After days and week of political gamesmanship, the Foreign Minister in the Boris Johnson administration, Liz Truss, finally emerged as emerges as the Prime Minister of the United Kingdom.
The contest which saw her defeat her closet rival and former finance minister in the erstwhile administration that they both served, Rishi Sunak, was bad tempered and divisive, a situation that almost tore the Conservative party apart.
Liz Truss becomes the third female prime minster, after Margaret Thatcher, who was nicknamed the Iron lady and Theresa May.
In looking at how she rose through the ranks, as a newspaper we have observed some factors that also apply to politics in this country, which have continued to divert attention unnecessarily from issues that are of importance to us.
The first should serve as a lesson to female politicians in Ghana who insist on waiting to have power dropped on their laps.
Truss did not wait for concession on the basis of her gender. Actually, that was not even at issue because the contest, while it lasted, was focused on matters that are critical to the welfare of the people as well as the place of the country in world politics. The gender of who was engaging in the debate was inconsequential.
She achieved this feat, through conscious and deliberate effort, coupled with an impeccable record in public service.
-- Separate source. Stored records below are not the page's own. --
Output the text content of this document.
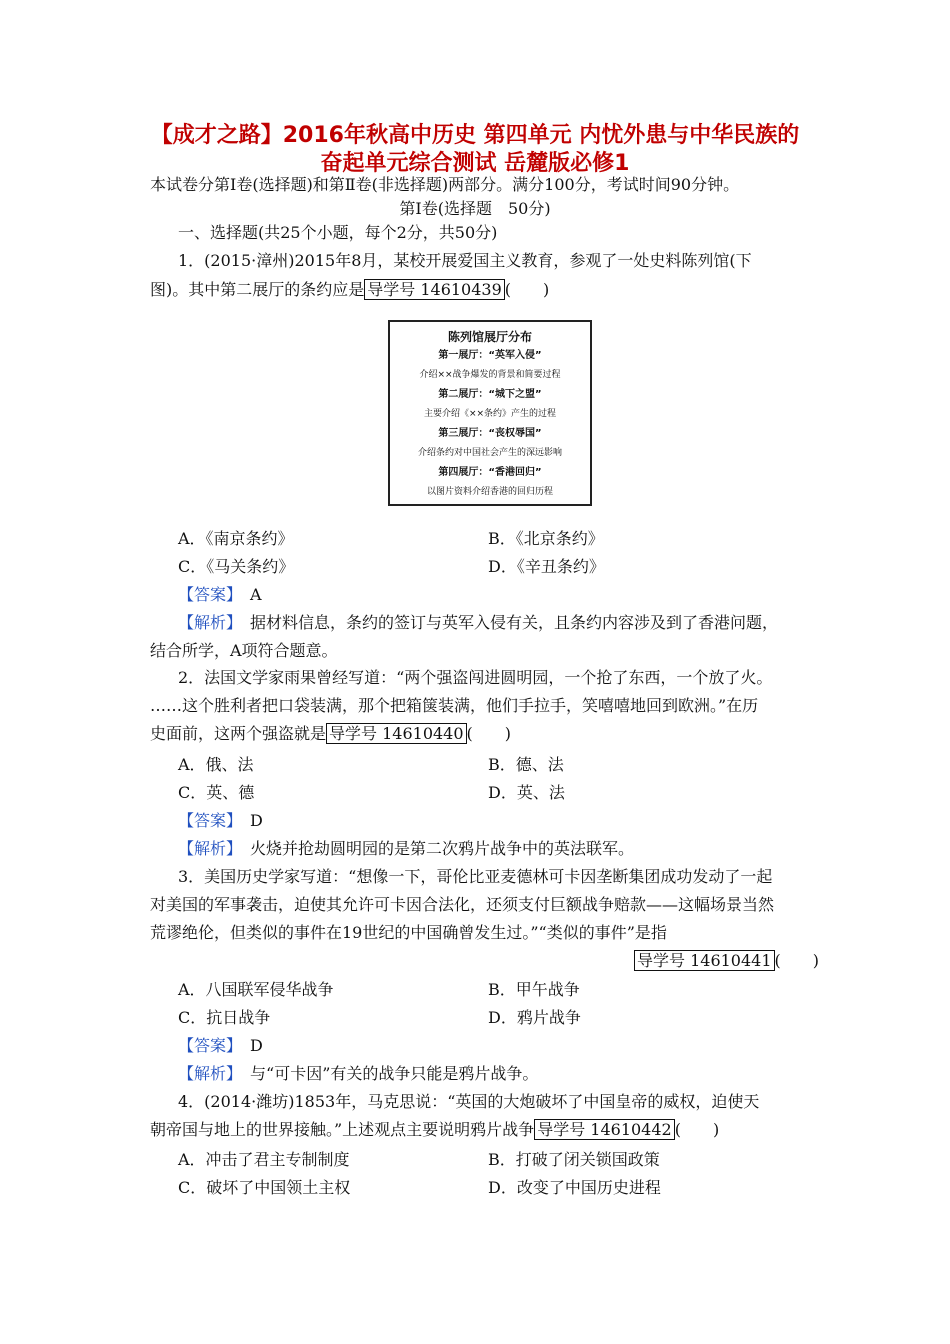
【成才之路】2016年秋高中历史 第四单元 内忧外患与中华民族的
奋起单元综合测试 岳麓版必修1
本试卷分第Ⅰ卷(选择题)和第Ⅱ卷(非选择题)两部分。满分100分，考试时间90分钟。
第Ⅰ卷(选择题　50分)
一、选择题(共25个小题，每个2分，共50分)
1．(2015·漳州)2015年8月，某校开展爱国主义教育，参观了一处史料陈列馆(下
图)。其中第二展厅的条约应是 导学号 14610439 (　　)
陈列馆展厅分布
第一展厅：“英军入侵”
介绍××战争爆发的背景和简要过程
第二展厅：“城下之盟”
主要介绍《××条约》产生的过程
第三展厅：“丧权辱国”
介绍条约对中国社会产生的深远影响
第四展厅：“香港回归”
以图片资料介绍香港的回归历程
A．《南京条约》	B．《北京条约》
C．《马关条约》	D．《辛丑条约》
【答案】　 A
【解析】　 据材料信息，条约的签订与英军入侵有关，且条约内容涉及到了香港问题，
结合所学，A项符合题意。
2．法国文学家雨果曾经写道：“两个强盗闯进圆明园，一个抢了东西，一个放了火。
……这个胜利者把口袋装满，那个把箱箧装满，他们手拉手，笑嘻嘻地回到欧洲。”在历
史面前，这两个强盗就是 导学号 14610440 (　　)
A．俄、法	B．德、法
C．英、德	D．英、法
【答案】　 D
【解析】　 火烧并抢劫圆明园的是第二次鸦片战争中的英法联军。
3．美国历史学家写道：“想像一下，哥伦比亚麦德林可卡因垄断集团成功发动了一起
对美国的军事袭击，迫使其允许可卡因合法化，还须支付巨额战争赔款——这幅场景当然
荒谬绝伦，但类似的事件在19世纪的中国确曾发生过。”“类似的事件”是指
导学号 14610441 (　　)
A．八国联军侵华战争	B．甲午战争
C．抗日战争	D．鸦片战争
【答案】　 D
【解析】　 与“可卡因”有关的战争只能是鸦片战争。
4．(2014·潍坊)1853年，马克思说：“英国的大炮破坏了中国皇帝的威权，迫使天
朝帝国与地上的世界接触。”上述观点主要说明鸦片战争 导学号 14610442 (　　)
A．冲击了君主专制制度	B．打破了闭关锁国政策
C．破坏了中国领土主权	D．改变了中国历史进程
She did not wait for approval from anyone, before stepping forward to serve her nation, at the highest level.
Ghanaian women, desirous of taking up front seat role, should emulate Liz Truss’s steadfastness; they deserve to be counted on the basis of merit.
According to a report by the BBC, Senegal, Senegal now has the highest proportion of female MPs in West Africa, following July’s elections. 73 out of 165 parliamentary seats are held by women.
Senegal ranks fourth in Africa and 18th in the world for gender parity in parliament, ahead of Switzerland, France, Britain and the US, according to the Inter-Parliamentary Union in Geneva.
According to a UN report, outside Senegal, only 15 of 111 elected or appointed parliamentary or ministerial positions were filled by women in West Africa and the Sahel between December and June.
Women in Ghana can also change the narrative, making the country one of the highest representation of women in leadership in Africa, if not the world.